Pradeep Somasiri

Personal information
- Full name: P.W. Pradeep Somasiri
- Nationality: Sri Lankan
- Born: April 2, 1988 (age 38)

Sport
- Sport: Para athletics
- Event: 1500 metres (T46)

Medal record
Men's Athletics
Representing Sri Lanka
Representing Sri Lanka
Asian Para Games
| Gold medal – first place | 2022 Hangzhou | 1500m |
2025 World Para Athletics Championships
| Bronze medal – third place | 2025 New Delhi | 1500m T46 |

= Pradeep Somasiri =

Sri Lankan Paralympic athlete

Pradeep Somasiri (full name: P.W. Pradeep Somasiri; born 2 April 1988) is a Sri Lankan para middle-distance runner, competing in the T46 classification.
== Career ==
He was part of the Sri Lankan contingent which took part at the 2023 World Para Athletics Grand Prix.

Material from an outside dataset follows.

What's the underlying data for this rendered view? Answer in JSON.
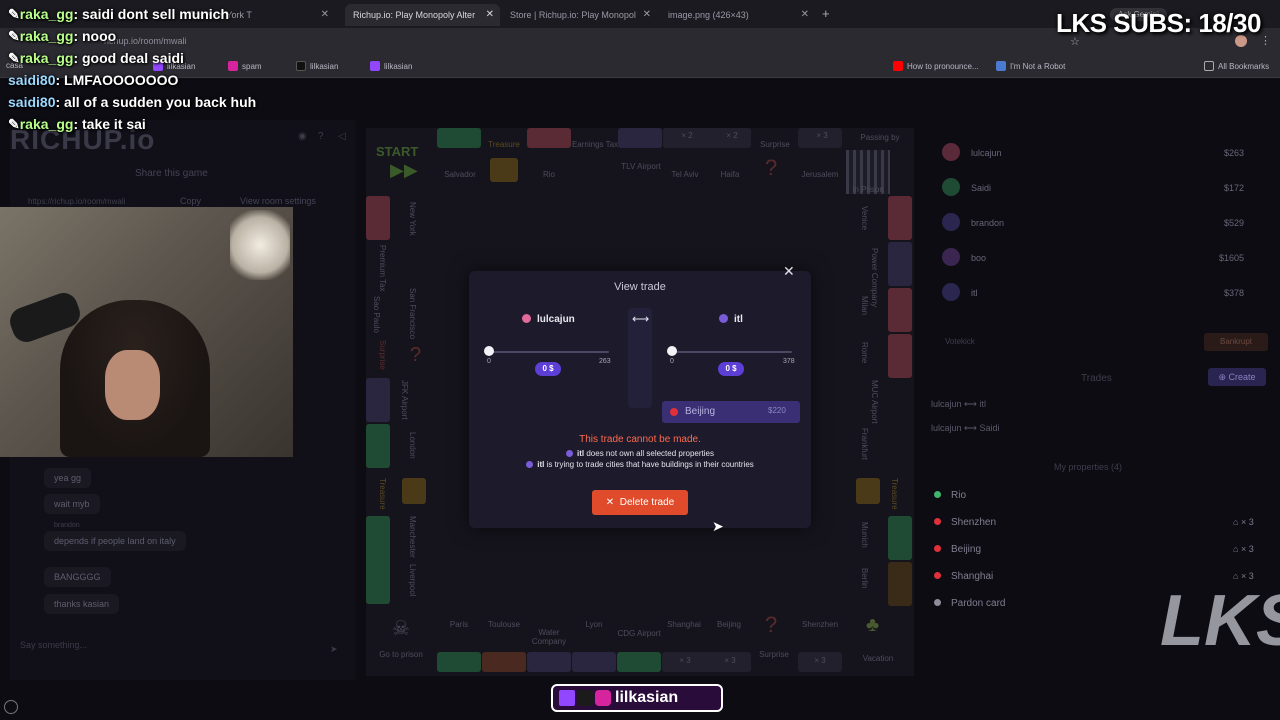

In October 2023, he claimed a gold medal in the men's 1500m T46 category at the 2022 Asian Para Games with a timing of 4:05.14 minutes.

At the 2025 World Para Athletics Championships, held from 27 September to 5 October 2025 at Jawaharlal Nehru Stadium in New Delhi, India, Somasiri won a bronze medal in the men's 1500m T46 event, simultaneously setting a new Asian record in his category.